Friday, September 25, 2015

Sandusky Baking Company

The Sandusky Baking Company was incorporated in 1900, succeeding the former Sandusky Steam Baking Company which began in the 1890s at the southeast corner of Carr and Osborne Streets. The picture above was taken in 1913. Several employees and horse drawn delivery wagons can be seen in front of the bakery.  In 1917 Frank Windisch took over the Sandusky Baking Company, after having been the proprietor of a grocery store.

Soon after Windisch took over the business, he began plans for a new building to be constructed at the site of the old bakery. According to the January 4, 1920 issue of the Sandusky Register, the new building was set to open on January 8. The two story brick building had the most up to date equipment. An electric hoist carried sacks of flour to the storage area on the second floor. Each white tile oven in the bake room could bake over two hundred loaves of bread at one time. The company’s office and store room occupied the front portion of the building. In 1920 the Sandusky Baking Company was one of the largest bakeries between Cleveland and Toledo. Horse drawn delivery wagons were replaced with modern vehicles in the 1920s and 1930s. This delivery truck was built by J.A. Loeffler.

This picture was taken inside the bakery in the early 1920s. Manager Frank Windisch is on the left side of the picture. One of the bakers is Earl Sharp. Salesman Elmer Meyers is also in the picture.

In October of 1930, local Camp Fire Girls sold Sandusky Baking Company’s donuts for twenty five cents a dozen as a fund raising project. The company sponsored an episode of the “Baker’s Broadcast” on WJR Radio, featuring Joe Penner, in February, 1935.  Later that Spring, Apricot Delight pie and Cherry Carnival cake were favorites at the bakery. A product introduced by the Sandusky Baking Company in 1938 was “Sandusky Gold Bread.” 

The Sandusky Baking Company closed in January, 1974, after its parent company, the Laub Baking Company of Cleveland decided to close its Sandusky location.

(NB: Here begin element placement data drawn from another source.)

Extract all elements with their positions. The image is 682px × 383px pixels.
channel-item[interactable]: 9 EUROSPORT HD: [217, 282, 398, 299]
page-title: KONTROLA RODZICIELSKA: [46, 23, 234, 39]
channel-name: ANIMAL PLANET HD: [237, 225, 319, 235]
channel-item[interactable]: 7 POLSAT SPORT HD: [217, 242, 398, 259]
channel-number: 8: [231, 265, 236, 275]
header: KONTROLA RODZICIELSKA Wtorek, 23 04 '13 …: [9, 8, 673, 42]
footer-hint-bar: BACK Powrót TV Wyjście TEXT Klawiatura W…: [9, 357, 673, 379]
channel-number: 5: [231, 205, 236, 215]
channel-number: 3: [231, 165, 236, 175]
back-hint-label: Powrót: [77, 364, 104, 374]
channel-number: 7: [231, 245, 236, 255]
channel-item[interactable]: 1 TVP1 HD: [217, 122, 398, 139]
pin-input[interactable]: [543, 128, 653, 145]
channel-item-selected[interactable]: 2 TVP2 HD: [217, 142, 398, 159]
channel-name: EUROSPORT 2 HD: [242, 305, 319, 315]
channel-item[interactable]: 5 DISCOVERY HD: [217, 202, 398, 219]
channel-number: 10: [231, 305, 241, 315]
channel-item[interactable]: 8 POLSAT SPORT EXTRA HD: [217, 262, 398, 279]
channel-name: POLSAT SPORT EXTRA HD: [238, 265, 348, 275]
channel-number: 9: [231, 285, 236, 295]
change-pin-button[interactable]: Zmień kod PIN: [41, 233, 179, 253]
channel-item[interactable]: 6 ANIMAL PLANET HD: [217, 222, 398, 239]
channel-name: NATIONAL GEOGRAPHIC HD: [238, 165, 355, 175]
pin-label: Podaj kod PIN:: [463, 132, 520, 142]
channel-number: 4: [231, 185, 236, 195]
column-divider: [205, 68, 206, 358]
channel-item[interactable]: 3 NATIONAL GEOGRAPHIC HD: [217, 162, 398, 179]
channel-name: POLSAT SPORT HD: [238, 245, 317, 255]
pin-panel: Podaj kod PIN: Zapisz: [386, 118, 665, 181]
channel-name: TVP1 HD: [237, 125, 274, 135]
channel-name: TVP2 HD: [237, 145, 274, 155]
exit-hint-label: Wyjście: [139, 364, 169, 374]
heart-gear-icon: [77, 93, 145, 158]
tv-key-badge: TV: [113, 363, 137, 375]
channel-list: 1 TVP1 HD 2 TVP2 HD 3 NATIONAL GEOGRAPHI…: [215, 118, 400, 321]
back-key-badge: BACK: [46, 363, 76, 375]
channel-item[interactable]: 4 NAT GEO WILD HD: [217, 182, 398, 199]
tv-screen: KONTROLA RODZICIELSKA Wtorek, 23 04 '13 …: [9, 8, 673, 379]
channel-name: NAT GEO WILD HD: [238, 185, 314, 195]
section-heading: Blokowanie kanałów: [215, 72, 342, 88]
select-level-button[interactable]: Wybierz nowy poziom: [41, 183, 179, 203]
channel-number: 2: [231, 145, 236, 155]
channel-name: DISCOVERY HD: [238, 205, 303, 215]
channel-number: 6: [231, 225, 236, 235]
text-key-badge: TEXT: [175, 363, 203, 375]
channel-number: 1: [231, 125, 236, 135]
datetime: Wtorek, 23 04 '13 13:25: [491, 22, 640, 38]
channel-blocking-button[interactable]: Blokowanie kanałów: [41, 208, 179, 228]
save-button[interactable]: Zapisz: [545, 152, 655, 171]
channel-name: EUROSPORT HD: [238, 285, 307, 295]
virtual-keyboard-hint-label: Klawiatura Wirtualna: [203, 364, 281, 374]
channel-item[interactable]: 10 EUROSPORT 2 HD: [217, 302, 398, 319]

The Sandusky Register of February 11, 1974 reported that all the contents of the West Osborne Street location were going to be auctioned off, as well as the East Market Street facility, which stored delivery vehicles.  This link to Google Maps will take you to a current view of the corner of Osborne and Carr Streets, where the Sandusky Baking Company stood for most of the twentieth century.

From the Karl A. Hengel Collection of the Sandusky Library Archives Research Center, we find a group picture from the Sandusky Baking Company’s family picnic held on August 8, 1909. Karl’s father Joseph Hengel was employed by the bakery at this time.